Senza dubbio grazie al male, il Bene risalta maggiormente e solo conoscendo il buio, possiamo apprezzare la bellezza della luce, ma certe cicatrici sanguinano ancora e poi, per comprendere che cos’è il bruciore sulla schiena di una frustata, occorrono mille scudisciate o ne bastano dieci?

Siddharta Gautama fu sconvolto dalla constatazione del male: il dolore, la malattia, la vecchiaia, la morte. Se avesse conosciuto Abu Graib o Guantanamo (sono solo due tra gli infiniti esempi), però, come avrebbe reagito? Di fronte alle sofferenze più atroci, alle ingiustizie intollerabili di questo mondo, come possiamo non pensare che la dose di mali sia, in alcuni casi, un po' eccessiva? Mi chiedo come si possa asserire, al cospetto di innocenti sottoposti a mostruose, diaboliche torture, che il Male è solo una mancanza di bene.
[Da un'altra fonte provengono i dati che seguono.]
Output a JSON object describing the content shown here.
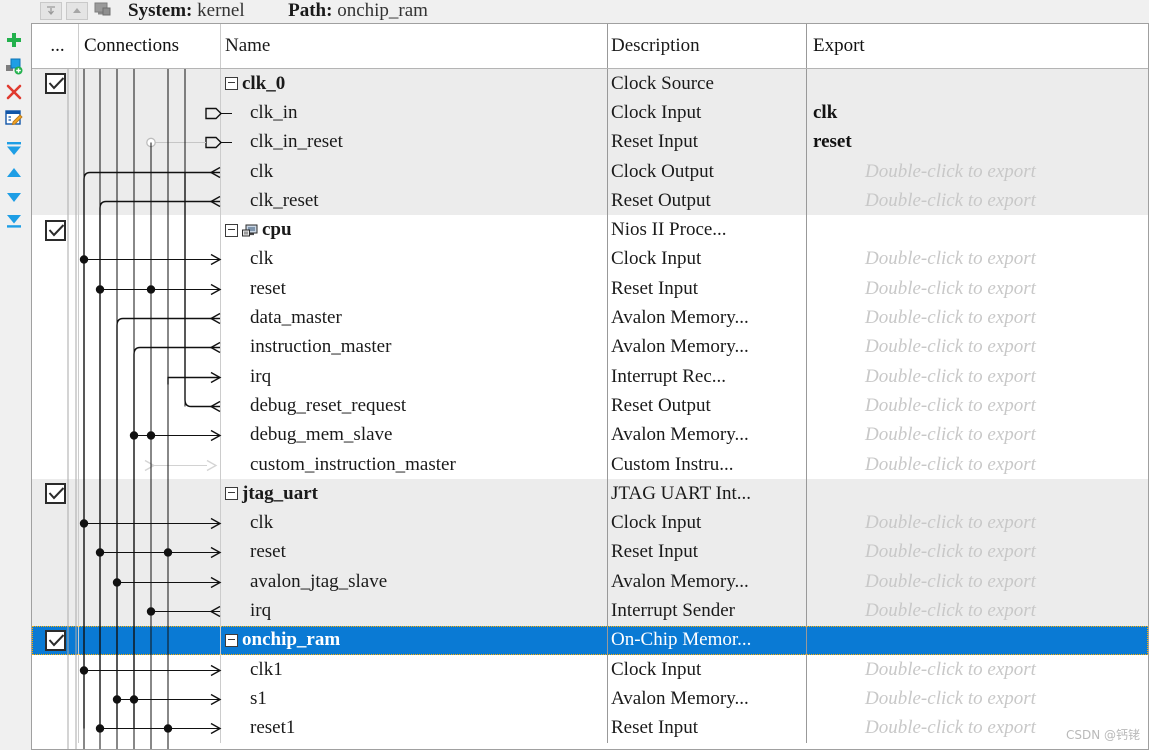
{
  "header": {
    "system_label": "System:",
    "system_value": "kernel",
    "path_label": "Path:",
    "path_value": "onchip_ram",
    "buttons": [
      {
        "name": "collapse-all-icon",
        "label": ""
      },
      {
        "name": "expand-up-icon",
        "label": ""
      },
      {
        "name": "system-icon",
        "label": ""
      }
    ]
  },
  "rail": {
    "items": [
      {
        "name": "add-icon",
        "label": "Add",
        "color": "#23b14d"
      },
      {
        "name": "add-component-icon",
        "label": "New component",
        "color": "#0c8ee0"
      },
      {
        "name": "remove-icon",
        "label": "Remove",
        "color": "#e03a2f"
      },
      {
        "name": "edit-icon",
        "label": "Edit",
        "color": "#1155a8"
      },
      {
        "name": "move-to-top-icon",
        "label": "Move to top",
        "color": "#1e9ee5"
      },
      {
        "name": "move-up-icon",
        "label": "Move up",
        "color": "#1e9ee5"
      },
      {
        "name": "move-down-icon",
        "label": "Move down",
        "color": "#1e9ee5"
      },
      {
        "name": "move-to-bottom-icon",
        "label": "Move to bottom",
        "color": "#1e9ee5"
      }
    ]
  },
  "table": {
    "columns": [
      "...",
      "Connections",
      "Name",
      "Description",
      "Export"
    ],
    "export_placeholder": "Double-click to export",
    "rows": [
      {
        "use": true,
        "checkbox": true,
        "name": "clk_0",
        "level": 0,
        "icon": "expand-box",
        "desc": "Clock Source",
        "export": "",
        "alt": true,
        "selected": false
      },
      {
        "use": false,
        "checkbox": false,
        "name": "clk_in",
        "level": 1,
        "icon": "",
        "desc": "Clock Input",
        "export": "clk",
        "alt": true,
        "selected": false
      },
      {
        "use": false,
        "checkbox": false,
        "name": "clk_in_reset",
        "level": 1,
        "icon": "",
        "desc": "Reset Input",
        "export": "reset",
        "alt": true,
        "selected": false
      },
      {
        "use": false,
        "checkbox": false,
        "name": "clk",
        "level": 1,
        "icon": "",
        "desc": "Clock Output",
        "export": "hint",
        "alt": true,
        "selected": false
      },
      {
        "use": false,
        "checkbox": false,
        "name": "clk_reset",
        "level": 1,
        "icon": "",
        "desc": "Reset Output",
        "export": "hint",
        "alt": true,
        "selected": false
      },
      {
        "use": true,
        "checkbox": true,
        "name": "cpu",
        "level": 0,
        "icon": "expand-box-cpu",
        "desc": "Nios II Proce...",
        "export": "",
        "alt": false,
        "selected": false
      },
      {
        "use": false,
        "checkbox": false,
        "name": "clk",
        "level": 1,
        "icon": "",
        "desc": "Clock Input",
        "export": "hint",
        "alt": false,
        "selected": false
      },
      {
        "use": false,
        "checkbox": false,
        "name": "reset",
        "level": 1,
        "icon": "",
        "desc": "Reset Input",
        "export": "hint",
        "alt": false,
        "selected": false
      },
      {
        "use": false,
        "checkbox": false,
        "name": "data_master",
        "level": 1,
        "icon": "",
        "desc": "Avalon Memory...",
        "export": "hint",
        "alt": false,
        "selected": false
      },
      {
        "use": false,
        "checkbox": false,
        "name": "instruction_master",
        "level": 1,
        "icon": "",
        "desc": "Avalon Memory...",
        "export": "hint",
        "alt": false,
        "selected": false
      },
      {
        "use": false,
        "checkbox": false,
        "name": "irq",
        "level": 1,
        "icon": "",
        "desc": "Interrupt Rec...",
        "export": "hint",
        "alt": false,
        "selected": false
      },
      {
        "use": false,
        "checkbox": false,
        "name": "debug_reset_request",
        "level": 1,
        "icon": "",
        "desc": "Reset Output",
        "export": "hint",
        "alt": false,
        "selected": false
      },
      {
        "use": false,
        "checkbox": false,
        "name": "debug_mem_slave",
        "level": 1,
        "icon": "",
        "desc": "Avalon Memory...",
        "export": "hint",
        "alt": false,
        "selected": false
      },
      {
        "use": false,
        "checkbox": false,
        "name": "custom_instruction_master",
        "level": 1,
        "icon": "",
        "desc": "Custom Instru...",
        "export": "hint",
        "alt": false,
        "selected": false
      },
      {
        "use": true,
        "checkbox": true,
        "name": "jtag_uart",
        "level": 0,
        "icon": "expand-box",
        "desc": "JTAG UART Int...",
        "export": "",
        "alt": true,
        "selected": false
      },
      {
        "use": false,
        "checkbox": false,
        "name": "clk",
        "level": 1,
        "icon": "",
        "desc": "Clock Input",
        "export": "hint",
        "alt": true,
        "selected": false
      },
      {
        "use": false,
        "checkbox": false,
        "name": "reset",
        "level": 1,
        "icon": "",
        "desc": "Reset Input",
        "export": "hint",
        "alt": true,
        "selected": false
      },
      {
        "use": false,
        "checkbox": false,
        "name": "avalon_jtag_slave",
        "level": 1,
        "icon": "",
        "desc": "Avalon Memory...",
        "export": "hint",
        "alt": true,
        "selected": false
      },
      {
        "use": false,
        "checkbox": false,
        "name": "irq",
        "level": 1,
        "icon": "",
        "desc": "Interrupt Sender",
        "export": "hint",
        "alt": true,
        "selected": false
      },
      {
        "use": true,
        "checkbox": true,
        "name": "onchip_ram",
        "level": 0,
        "icon": "expand-box",
        "desc": "On-Chip Memor...",
        "export": "",
        "alt": false,
        "selected": true
      },
      {
        "use": false,
        "checkbox": false,
        "name": "clk1",
        "level": 1,
        "icon": "",
        "desc": "Clock Input",
        "export": "hint",
        "alt": false,
        "selected": false
      },
      {
        "use": false,
        "checkbox": false,
        "name": "s1",
        "level": 1,
        "icon": "",
        "desc": "Avalon Memory...",
        "export": "hint",
        "alt": false,
        "selected": false
      },
      {
        "use": false,
        "checkbox": false,
        "name": "reset1",
        "level": 1,
        "icon": "",
        "desc": "Reset Input",
        "export": "hint",
        "alt": false,
        "selected": false
      }
    ]
  },
  "watermark": "CSDN @钙铑",
  "colors": {
    "selection": "#0a7ad4",
    "alt_row": "#ececec",
    "hint_text": "#c8c8c8",
    "grid_line": "#cccccc"
  }
}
Né considero il Male solo da un'angolazione umana: una spaventosa e crudele strage a Gaza, sotto un'ottica cosmica, non è meno straziante di un formicaio allagato. E' anche vero che la morte, se rapida ed indolore, non è il peggiore dei mali, laddove la vita schiacciata da immani patimenti fisici e psicologici assurge a Male quasi assoluto. Tuttavia, se ammettiamo che l'uomo è essere che, grazie al suo intelletto, costituisce in un certo qual modo uno dei vertici della natura, equiparare la calamità che colpisce un batterio a quella che tormenta un uomo di genio è forse opinabile.

Possiamo anche ammettere che l'universo costituisca il migliore dei mondi possibili: dovremo allora immaginare che in altri pianeti abitino civiltà evolute in cui il male di qualsiasi natura sia estremamente ridotto e raro. I sostenitori dell'ipotesi monopolare, però, sembrano dar ragione a Schopenauer, concependo un cosmo come creazione ahrimanica. Ora, pur senza abbracciare l'ingenua, antropocentrica e riduttiva visione di Voltaire, non mi sento neppure di sottoscrivere le concezioni di Leibnitz che prescindono dalla possibilità che l'universo sia un cedimento ontologico o che in esso si sia introdotto un virus, foss'anche "solo" sul pianeta Terra.

Forse non tutto è così perfetto come può apparire da certi angoli visuali, sebbene sia possibile che un'infinita ed ineffabile serenità sia il coronamento di esperienze travagliate, ma consacrate al bene ed alla verità.

Nondimeno, di fronte alla sfacciata sovrabbondanza di un Male (non male), il cui vero significato e fine mi restano piuttosto oscuri, preferisco ancora una volta tacere, senza cercare il conforto di spiegazioni filosofiche, soprattutto quelle di Leibnitz.